The Design of a Randomized Trial of Vaginal Surgery for Uterovaginal Prolapse
Nager, C. W., Zyczynski, H., Rogers, R. G., Barber, M. D., Richter, H. E., Visco, A. G., ... Pelvic Floor Disorders Network (2016). The Design of a Randomized Trial of Vaginal Surgery for Uterovaginal Prolapse: Vaginal Hysterectomy With Native Tissue Vault Suspension Versus Mesh Hysteropexy Suspension (The Study of Uterine Prolapse Procedures Randomized Trial). Female Pelvic Medicine & Reconstructive Surgery, 22(4), 182-189. DOI: 10.1097/SPV.0000000000000270
Objectives: We present the rationale for and design of a randomized controlled superiority trial comparing 2 vaginal surgical approaches for the treatment of uterovaginal prolapse. The Study of Uterine Prolapse Procedures Randomized Trial (SUPeR) trial compares the efficacy and safety of native tissue repair with vaginal hysterectomy and suture apical suspension versus uterine conservation with mesh hysteropexy through 36 to 60 months postoperatively for primary repair of uterovaginal prolapse.

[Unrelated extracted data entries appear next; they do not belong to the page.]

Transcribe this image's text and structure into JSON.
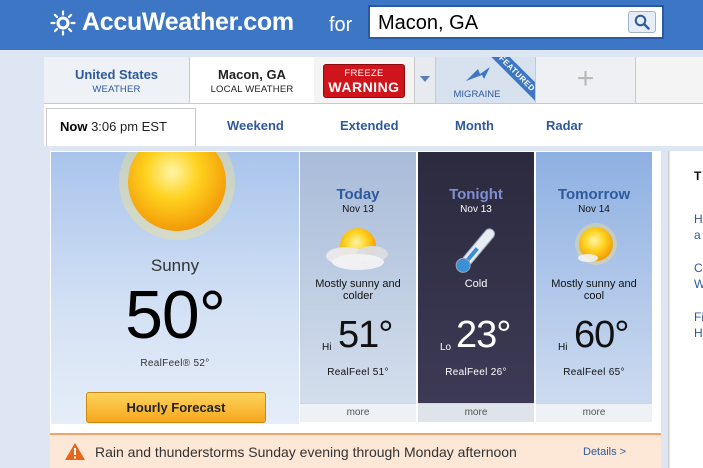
{
  "header": {
    "logo_text": "AccuWeather.com",
    "for_label": "for",
    "search_value": "Macon, GA"
  },
  "location_tabs": {
    "us": {
      "title": "United States",
      "subtitle": "WEATHER"
    },
    "local": {
      "title": "Macon, GA",
      "subtitle": "LOCAL WEATHER"
    },
    "freeze": {
      "line1": "FREEZE",
      "line2": "WARNING"
    },
    "migraine": {
      "label": "MIGRAINE",
      "badge": "FEATURED"
    },
    "add_symbol": "+"
  },
  "nav": {
    "now_label": "Now",
    "now_time": "3:06 pm EST",
    "items": [
      "Weekend",
      "Extended",
      "Month",
      "Radar"
    ]
  },
  "current": {
    "condition": "Sunny",
    "temperature": "50°",
    "realfeel": "RealFeel® 52°",
    "hourly_button": "Hourly Forecast"
  },
  "forecast": [
    {
      "day": "Today",
      "date": "Nov 13",
      "desc": "Mostly sunny and colder",
      "hilo": "Hi",
      "temp": "51°",
      "realfeel": "RealFeel 51°",
      "more": "more"
    },
    {
      "day": "Tonight",
      "date": "Nov 13",
      "desc": "Cold",
      "hilo": "Lo",
      "temp": "23°",
      "realfeel": "RealFeel 26°",
      "more": "more"
    },
    {
      "day": "Tomorrow",
      "date": "Nov 14",
      "desc": "Mostly sunny and cool",
      "hilo": "Hi",
      "temp": "60°",
      "realfeel": "RealFeel 65°",
      "more": "more"
    }
  ],
  "alert": {
    "text": "Rain and thunderstorms Sunday evening through Monday afternoon",
    "details": "Details >"
  },
  "right_column": {
    "lines": [
      "T",
      "H",
      "a",
      "C",
      "W",
      "Fi",
      "H"
    ]
  },
  "colors": {
    "header_blue": "#3e76c6",
    "link_blue": "#2e5a9c",
    "warning_red": "#d0141b",
    "sun_yellow": "#f7c21a",
    "button_orange": "#f5a81c"
  }
}
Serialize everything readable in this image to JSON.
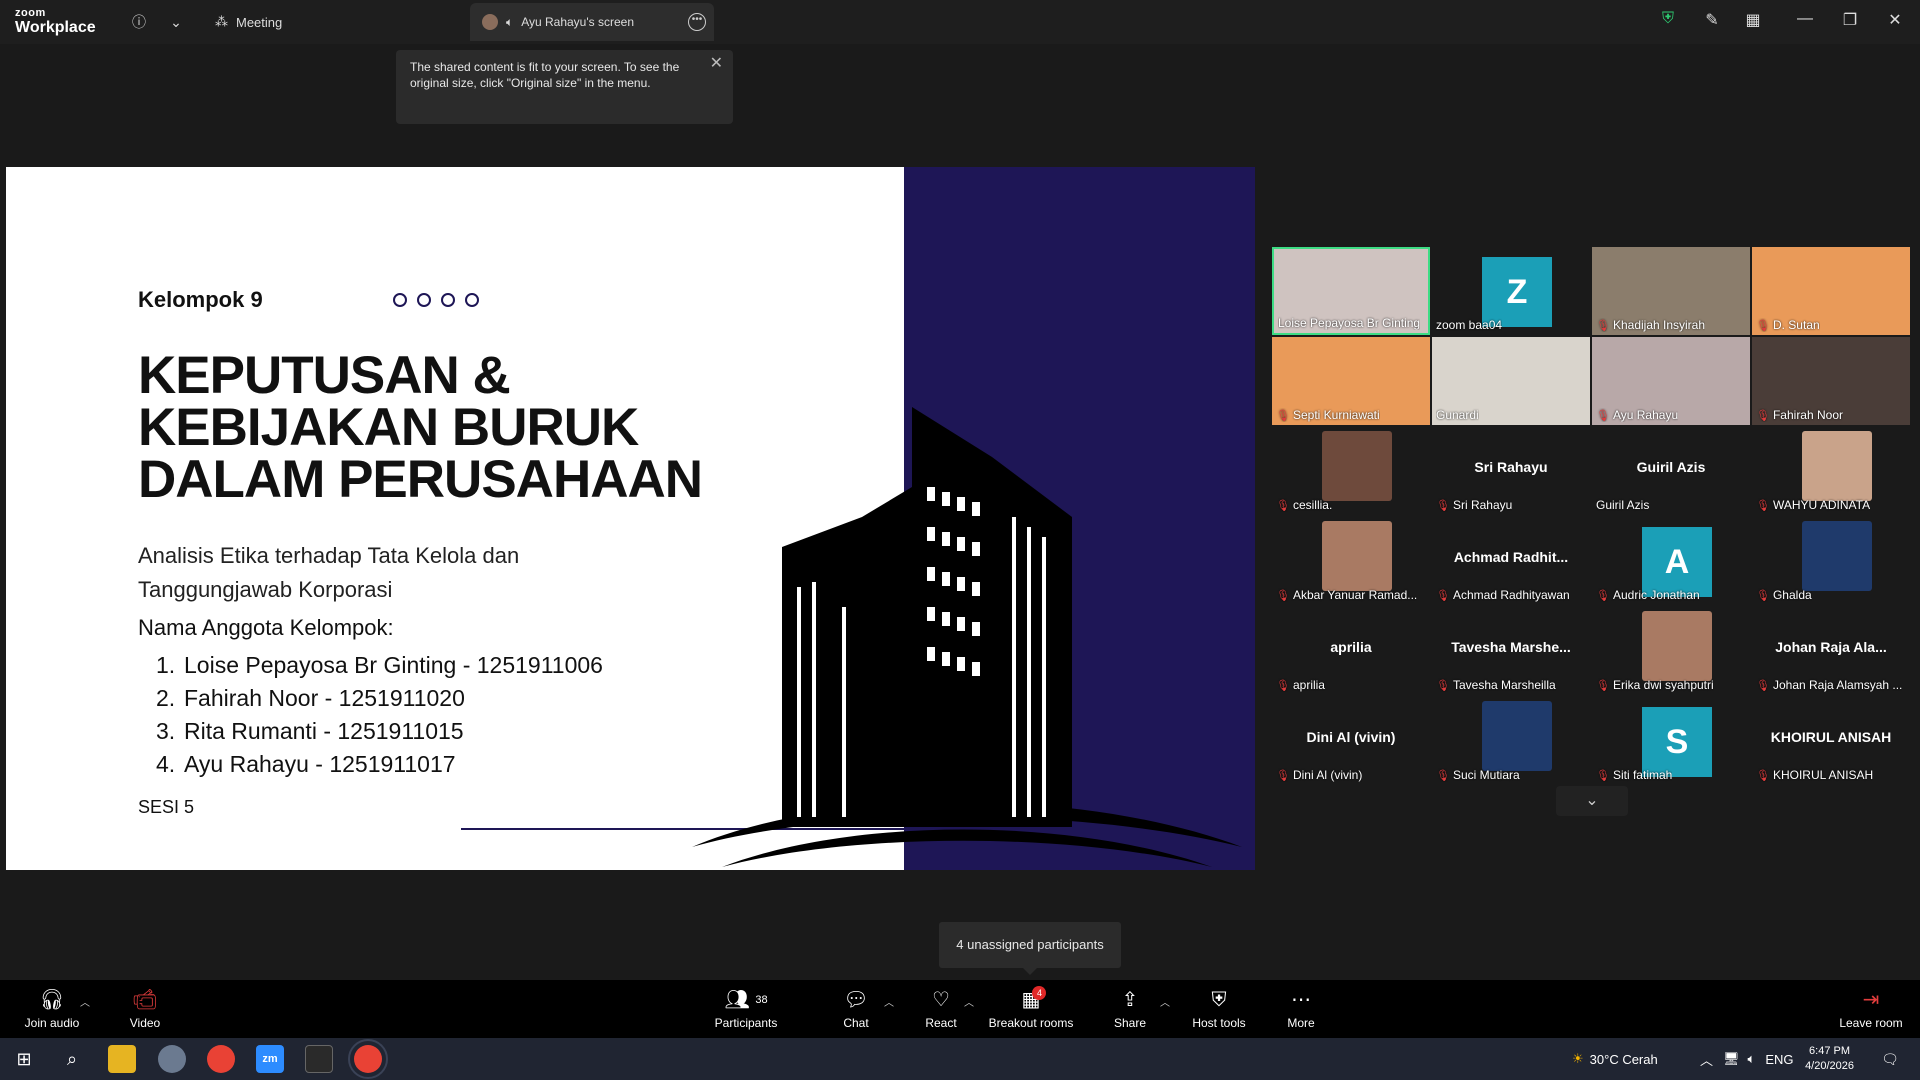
{
  "titlebar": {
    "logo_top": "zoom",
    "logo_bottom": "Workplace",
    "meeting_tab": "Meeting",
    "screen_tab": "Ayu Rahayu's screen"
  },
  "tooltip": {
    "text": "The shared content is fit to your screen. To see the original size, click \"Original size\" in the menu."
  },
  "slide": {
    "group": "Kelompok 9",
    "title_lines": [
      "KEPUTUSAN &",
      "KEBIJAKAN BURUK",
      "DALAM PERUSAHAAN"
    ],
    "subtitle_lines": [
      "Analisis Etika terhadap Tata Kelola dan",
      "Tanggungjawab Korporasi"
    ],
    "members_head": "Nama Anggota Kelompok:",
    "members": [
      {
        "num": "1.",
        "text": "Loise Pepayosa Br Ginting - 1251911006"
      },
      {
        "num": "2.",
        "text": "Fahirah Noor - 1251911020"
      },
      {
        "num": "3.",
        "text": "Rita Rumanti - 1251911015"
      },
      {
        "num": "4.",
        "text": "Ayu Rahayu - 1251911017"
      }
    ],
    "session": "SESI 5",
    "colors": {
      "accent": "#1e1656"
    }
  },
  "gallery": [
    {
      "name": "Loise Pepayosa Br Ginting",
      "kind": "video",
      "muted": false,
      "active": true
    },
    {
      "name": "zoom baa04",
      "kind": "letter",
      "letter": "Z",
      "muted": false
    },
    {
      "name": "Khadijah Insyirah",
      "kind": "video",
      "muted": true
    },
    {
      "name": "D. Sutan",
      "kind": "video",
      "muted": true
    },
    {
      "name": "Septi Kurniawati",
      "kind": "video",
      "muted": true
    },
    {
      "name": "Gunardi",
      "kind": "video",
      "muted": false
    },
    {
      "name": "Ayu Rahayu",
      "kind": "video",
      "muted": true
    },
    {
      "name": "Fahirah Noor",
      "kind": "video",
      "muted": true
    },
    {
      "name": "cesillia.",
      "kind": "photo",
      "muted": true
    },
    {
      "name": "Sri Rahayu",
      "kind": "bigname",
      "big": "Sri Rahayu",
      "muted": true
    },
    {
      "name": "Guiril Azis",
      "kind": "bigname",
      "big": "Guiril Azis",
      "muted": false
    },
    {
      "name": "WAHYU ADINATA",
      "kind": "photo",
      "muted": true
    },
    {
      "name": "Akbar Yanuar Ramad...",
      "kind": "photo",
      "muted": true
    },
    {
      "name": "Achmad Radhityawan",
      "kind": "bigname",
      "big": "Achmad Radhit...",
      "muted": true
    },
    {
      "name": "Audric Jonathan",
      "kind": "letter",
      "letter": "A",
      "muted": true
    },
    {
      "name": "Ghalda",
      "kind": "photo",
      "muted": true
    },
    {
      "name": "aprilia",
      "kind": "bigname",
      "big": "aprilia",
      "muted": true
    },
    {
      "name": "Tavesha Marsheilla",
      "kind": "bigname",
      "big": "Tavesha Marshe...",
      "muted": true
    },
    {
      "name": "Erika dwi syahputri",
      "kind": "photo",
      "muted": true
    },
    {
      "name": "Johan Raja Alamsyah ...",
      "kind": "bigname",
      "big": "Johan Raja Ala...",
      "muted": true
    },
    {
      "name": "Dini Al (vivin)",
      "kind": "bigname",
      "big": "Dini Al (vivin)",
      "muted": true
    },
    {
      "name": "Suci Mutiara",
      "kind": "photo",
      "muted": true
    },
    {
      "name": "Siti fatimah",
      "kind": "letter",
      "letter": "S",
      "muted": true
    },
    {
      "name": "KHOIRUL ANISAH",
      "kind": "bigname",
      "big": "KHOIRUL ANISAH",
      "muted": true
    }
  ],
  "unassigned": "4 unassigned participants",
  "toolbar": {
    "join_audio": "Join audio",
    "video": "Video",
    "participants": "Participants",
    "participants_count": "38",
    "chat": "Chat",
    "react": "React",
    "breakout": "Breakout rooms",
    "breakout_badge": "4",
    "share": "Share",
    "host_tools": "Host tools",
    "more": "More",
    "leave": "Leave room"
  },
  "taskbar": {
    "weather": "30°C  Cerah",
    "lang": "ENG",
    "time": "6:47 PM",
    "date": "4/20/2026",
    "notif": "1"
  }
}
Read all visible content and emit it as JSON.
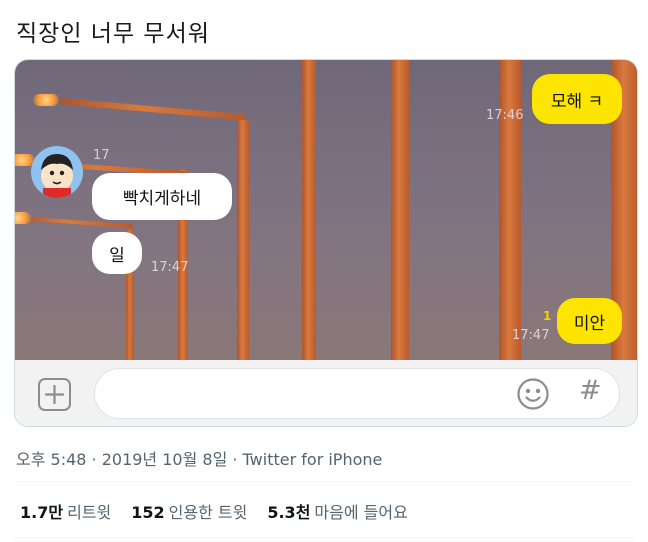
{
  "tweet": {
    "text": "직장인 너무 무서워"
  },
  "chat": {
    "messages": [
      {
        "text": "모해 ㅋ",
        "time": "17:46"
      },
      {
        "sender_name": "17",
        "text": "빡치게하네"
      },
      {
        "text": "일",
        "time": "17:47"
      },
      {
        "text": "미안",
        "time": "17:47",
        "unread": "1"
      }
    ],
    "input_bar": {
      "plus_icon": "plus-icon",
      "emoji_icon": "emoji-icon",
      "hash_icon": "hash-icon",
      "hash_glyph": "#"
    }
  },
  "meta": {
    "text": "오후 5:48 · 2019년 10월 8일 · Twitter for iPhone"
  },
  "stats": [
    {
      "count": "1.7만",
      "label": "리트윗"
    },
    {
      "count": "152",
      "label": "인용한 트윗"
    },
    {
      "count": "5.3천",
      "label": "마음에 들어요"
    }
  ],
  "colors": {
    "my_bubble": "#fee500",
    "their_bubble": "#ffffff",
    "meta_text": "#536471"
  }
}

Methods: The selection of the primary outcome measure, timing of randomization, patient and evaluator masking to surgical intervention, collection and adjudication of adverse events, cost effectiveness evaluations, partnering with industry, and surgeon certification of competency to perform the 2 procedures is described. A composite primary outcome of success defined as no prolapse symptoms, no objective prolapse beyond the hymen, and no retreatment of prolapse, with a minimum of 36 months postsurgery follow-up using survival analyses is planned. Secondary outcomes measured at baseline and every 6 months postsurgery include validated condition-specific and general quality of life assessments, global impression of improvement, body image, and sexual function measures. Unique challenges during the trial design include maintenance of patient masking to the intervention with routine gynecologic health maintenance and maintenance of evaluator masking.
Results: Recruitment and randomization of 180 participants is complete, and participants are currently in the follow-up phase.
Conclusions: This trial will provide information to help surgeons counsel patients and contribute evidence-based information regarding risks and benefits of 2 approaches for the treatment of uterovaginal prolapse.